With age often comes wisdom. Here’s my take on the right time to get hitched. From You Can Be Right (or You Can Be Married): Looking for Love in the Age of Divorce.
My father always said, “Don’t get married until you’re thirty. You don’t know what you’re doing until you’re thirty.” My parents met at twenty-one and got married a year later. That didn’t work out; they got divorced when I was seven. So my father just sort of figured that you have no concept of who you are and what you want until you turn thirty.
Seth and I met when I was nineteen and he was twenty. I believe it was in a German theology class. Nothing turns me on like a man with a really thick brain, and I thought he was one of the smartest people I’d ever met. We didn’t get together in college, but we were friendly. After college, he was at Columbia for grad school and I was at NYU and we started hanging out. I remember having Chinese food on his roof one night and it just suddenly felt magical. It was like walking into a movie and here was my happy ending—here was my “happily ever after.” As far as my twenty-one-year-old self could tell, I had been struck by an arrow of Cupid. It was overwhelming.
I felt a real sense of certainty and connection to him. And I was one of these people who was like, “I will not make the mistakes that my parents made—I understand that being married is hard work and requires focus and determination.” In fact, I was so hypervigilant that when we first started talking about marriage, I made us go to a therapist. Couples counseling before we even got engaged. I wanted to make sure that we would never get divorced, no matter what. I was going to guarantee it.
Of course, hindsight’s 20/20, so now I can see all the issues that we had.
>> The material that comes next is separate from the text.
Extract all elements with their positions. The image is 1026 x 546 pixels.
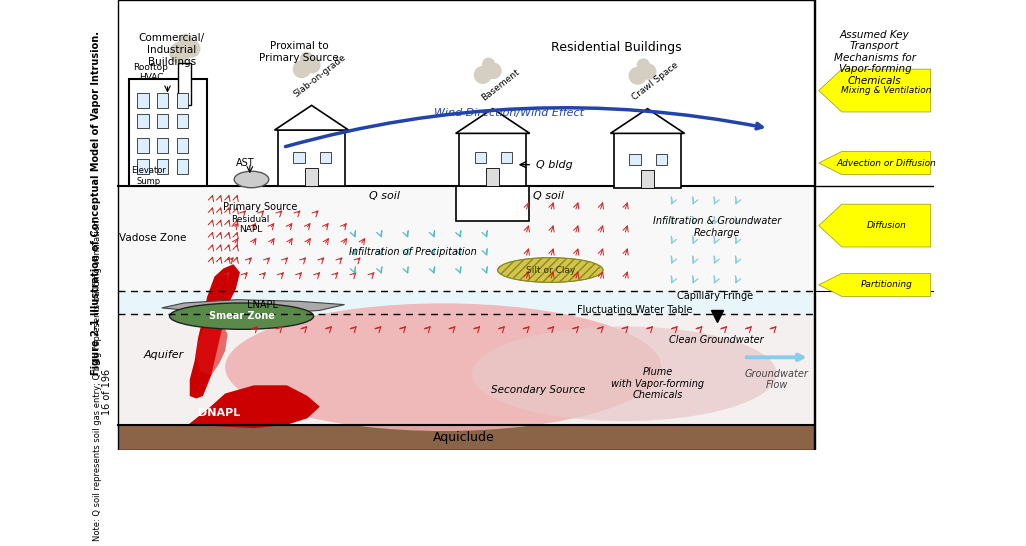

I’m trying to think of a nonjudgmental way to say this…I’m not a person with a lot of boundaries; I’m very interested in emotional intimacy and messiness. I like close quarters in that regard. I’m one of five kids, and I like a lot of engagement with family and friends and community. So while at first Seth found that charming, I think ultimately he started to find it overwhelming. He is somebody with a lot of boundaries. He just really likes to be by himself. He has, like, two close friends. I mean, this is a stupid example, but on Facebook, I had like eight hundred friends and he had twenty-three. On Flickr, he’s the guy who has photographs of his cat and his new bed. That’s what he’s sharing with the world.
So during our marriage, when we were invited places, I would always go by myself. I just figured, “Okay, different strokes for different folks. It’s not his thing, I’m not going to force him.” I had made the mistake of trying to make him go to things when he didn’t want to, and that didn’t make anybody happy. He was miserable the whole time and then I couldn’t enjoy myself because I was so focused on how unhappy he was.